# Worried



## Celt (Dec 27, 2010)

I'm worried about my African Clawed Frog, Kirby. Yesterday, I was only able to feed him to "pieces" of nightcrawler which he usually gets about 4 but I had to leave (he's in my classroom aquarium). And I wasn't able to feed him his last 2 pieces or put any feeder guppies in to last the weekend (3 days). I know there are some people who have/had thse kind of frogs, do you guys think he'll be okay? I hope he will be, my kids and I would be devastated if something happen to him (especially since it would be my fault).:help:


----------



## wolfsnaps88 (Jan 2, 2012)

I think he can survive 3 days without food. I think he could probably survive longer than that without eating. Just make sure to feed him when you get back


----------



## Maxy24 (Mar 5, 2011)

I'm sure Kirby will be fine! I've left my pair for four day weekends without food and they've been fine.
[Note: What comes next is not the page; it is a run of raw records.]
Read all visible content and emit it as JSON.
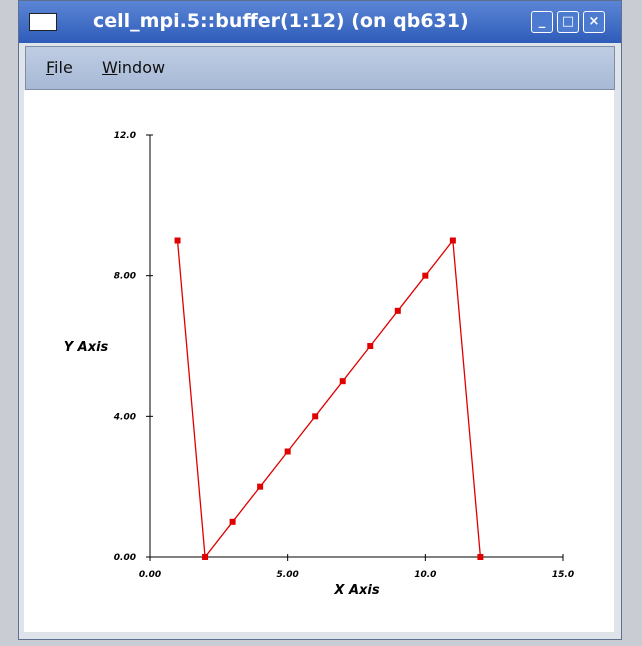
{
  "window": {
    "title": "cell_mpi.5::buffer(1:12) (on qb631)",
    "menu": [
      "File",
      "Window"
    ]
  },
  "chart_data": {
    "type": "line",
    "x_label": "X Axis",
    "y_label": "Y Axis",
    "x": [
      1,
      2,
      3,
      4,
      5,
      6,
      7,
      8,
      9,
      10,
      11,
      12
    ],
    "series": [
      {
        "color": "#e00000",
        "values": [
          9,
          0,
          1,
          2,
          3,
          4,
          5,
          6,
          7,
          8,
          9,
          0
        ]
      }
    ],
    "xlim": [
      0,
      15
    ],
    "ylim": [
      0,
      12
    ],
    "xticks": [
      {
        "value": 0,
        "label": "0.00"
      },
      {
        "value": 5,
        "label": "5.00"
      },
      {
        "value": 10,
        "label": "10.0"
      },
      {
        "value": 15,
        "label": "15.0"
      }
    ],
    "yticks": [
      {
        "value": 0,
        "label": "0.00"
      },
      {
        "value": 4,
        "label": "4.00"
      },
      {
        "value": 8,
        "label": "8.00"
      },
      {
        "value": 12,
        "label": "12.0"
      }
    ],
    "grid": false
  }
}
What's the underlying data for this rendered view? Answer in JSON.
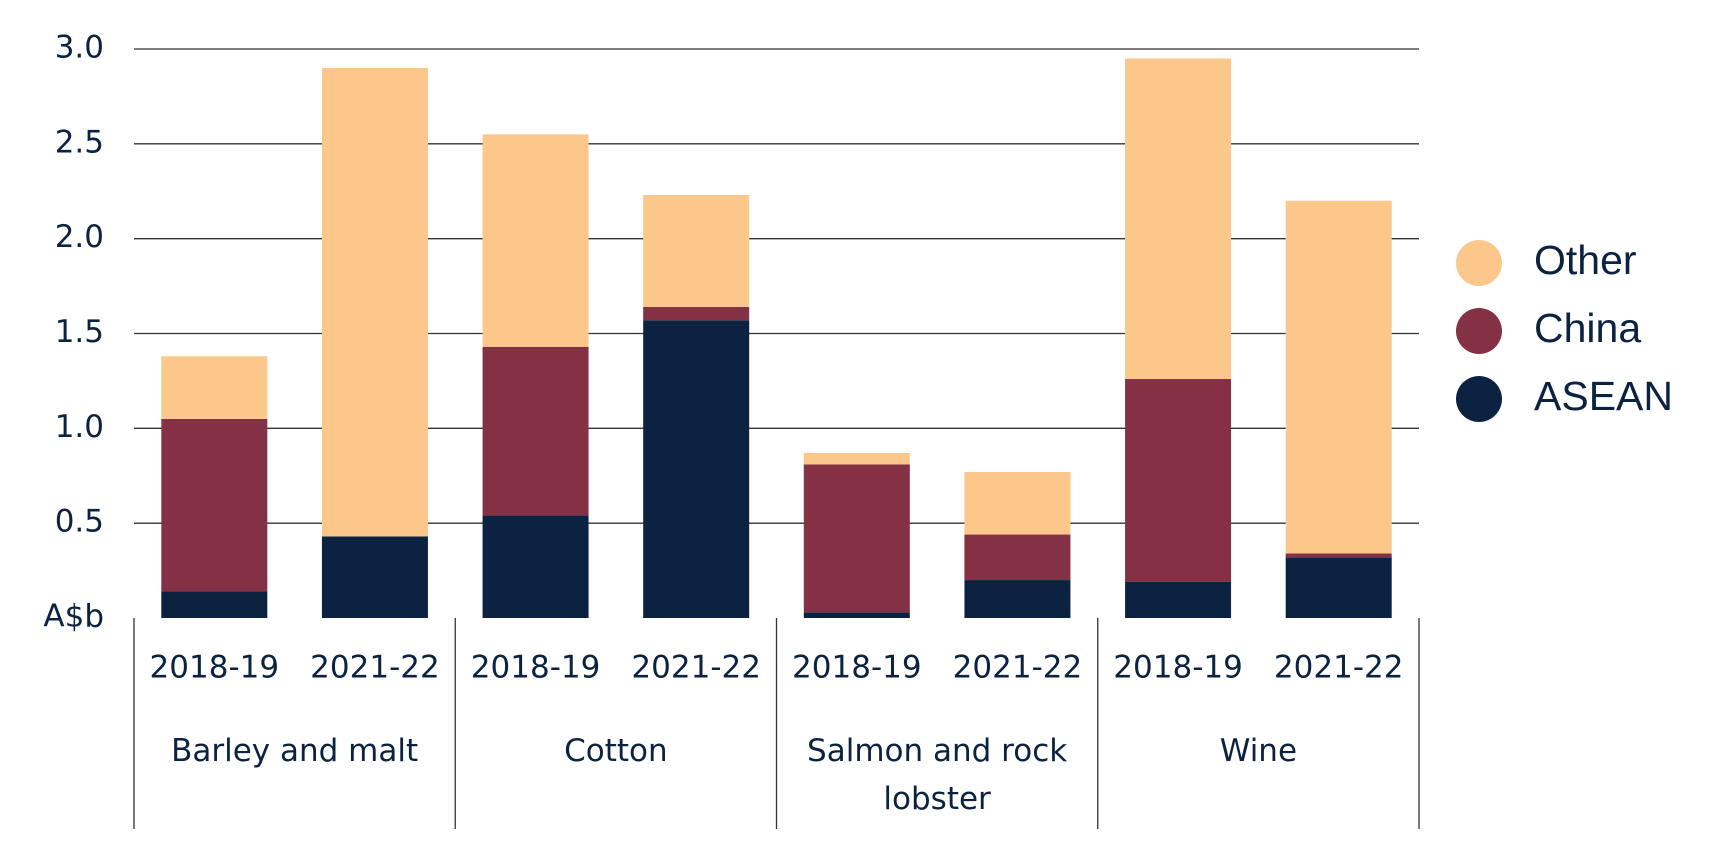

They always swim up to me shoving imaginary food in their mouths when I come back, but they are perfectly fine.


----------



## swolek (Mar 31, 2011)

Yeah, he'll be fine. To be honest, most people overfeed them to begin with, haha. I don't have an ACF but when I kept ADFs I only fed them twice a week.


----------



## AveryandAudrey (Sep 20, 2010)

I'm pretty sure he'll do just fine. Frogs in the wild (fully aquatic or not) often dont eat daily to begin with.


----------



## Celt (Dec 27, 2010)

Thanks for relieving my mind. My hubby says that Kirby looks too much like a tear drop for him going a few days without food to hurt him much. I had read that every day feeding wasn't neccessary but...he begs for food so...I feed him. Gah, even the frog is spoiled. He will probably be quite put out with me.


----------